# Submitting Assay Data and Metadata

As stated in Data Submission Overview, data submission involves two key steps:

  1. Uploading assay data files to Synapse; and
  2. Completing and validating metadata using the Data Curator App (DCA).

This page provides details regarding those steps.

HTAN Data Submission Process
HTAN Data Submission Process

To submit data, you will also need to understand the HTAN data model and specific requirements for your particular data type. For a general overview of the HTAN data model, please see HTAN Data Model. To understand specific requirements for your data type, please see Data Standards.

HTAN uses the Synapse Portal and DCA, developed and maintained by Sage Bionetworks, to manage clinical, biospecimen and assay data submissions (dataset ingress). In order to submit data, your center should:

  1. Have at least one user with Certified User status on Synapse.
  2. Contact your Data Liaison to set up your project and cloud bucket.
  3. Ensure the assay dataset conforms to the HTAN Data Model, uses HTAN Identifiers and does not contain Protected Health Information (PHI).
  4. Organize and upload your dataset to the Synapse Project
  5. Validate and submit metadata using the DCA.

Please read the rest of this page for more information about each of these steps.

# Have at least one user with Certified User status on Synapse.
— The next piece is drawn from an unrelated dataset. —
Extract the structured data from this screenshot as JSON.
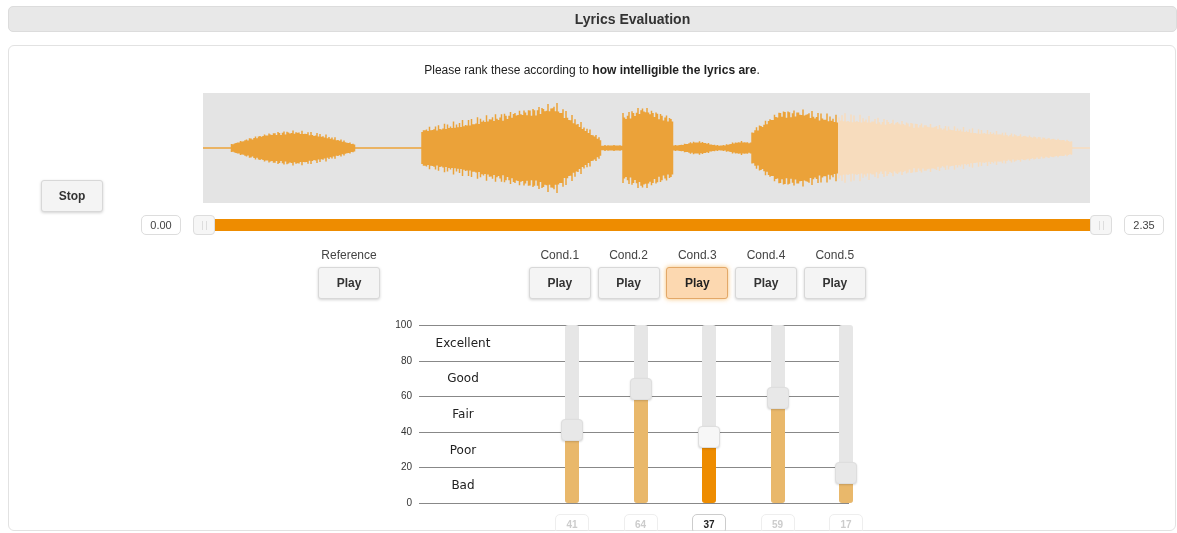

To upload files to the Synapse Platform, you need to be a Synapse Certified User. Because Synapse stores data from human subjects research, Sage Bionetworks requires that you demonstrate understanding of and compliance with privacy and security issues. You can complete your certification by taking a short certification quiz. Please see the Synapse Certified User Documentation for more information.

# Contact your Data Liaison to set up your project and cloud bucket.

When you are ready to upload data, please contact your data liaison. Your data liaison will need to know:

  1. Your centers
  2. Who on your team will be doing the data upload.
  3. The synapse usernames for team members identified in #2.

Please have users obtain certified user status prior to contacting your data liaison.

With the above information, the DCC will initialize your Synapse project for metadata submission and a cloud storage location for dataset uploads. If the data submission is for a new atlas, the DCC will also create an HTAN atlas ID. Once your Synapse project has been initialized, your data liaison will reach out to you with the location of your Synapse project and you can begin uploading your data.

# Ensure the dataset conforms to the HTAN Data Model, uses HTAN Identifiers and does not contain PHI.

The HTAN Data Model is built upon data standards described on the Data Standards page. All HTAN Centers are required to encode their clinical, biospecimen and assay data and metadata using the HTAN Data Model. If you have a new data type which is not currently represented in the HTAN Data Model, please contact your data liaison.

A concrete way to understand the expectations for data submissions is to view the metadata templates (manifests) for clinical, biospecimen and assay data available in the (DCA). For any given dataset, you may be submitting:

  • clinical manifest(s), e.g. Demographics, Diagnosis
  • biospecimen manifest(s)
  • assay manifest(s), e.g. Bulk RNA-seq level 1
  • assay data files

The first three items will be validated and submitted using the DCA. The last item, assay data files, only needs to be uploaded to the synapse project itself.

All data should be identified using HTAN identifiers. Please see the HTAN Identifier section of this manual for more information regarding HTAN identifiers.

# Organize and upload your dataset to the Synapse Project

Please organize your data using the flattened data layout described in Synapse's Data Ingress Docs

Data files can be transferred using the Synapse User Interface (Synapse UI) or programmatically. Please see Synapse's Data Ingress Docs for more information on how to upload files.

# Validate and submit metadata using Synapse's Data Curator App (DCA).

The DCA contains HTAN-specific metadata templates which can be completed on the app or downloaded. Once these are completed by your center, they should then be validated and submitted via the DCA.

Please see Synapse's Data Ingress Docs for more details regarding the web app.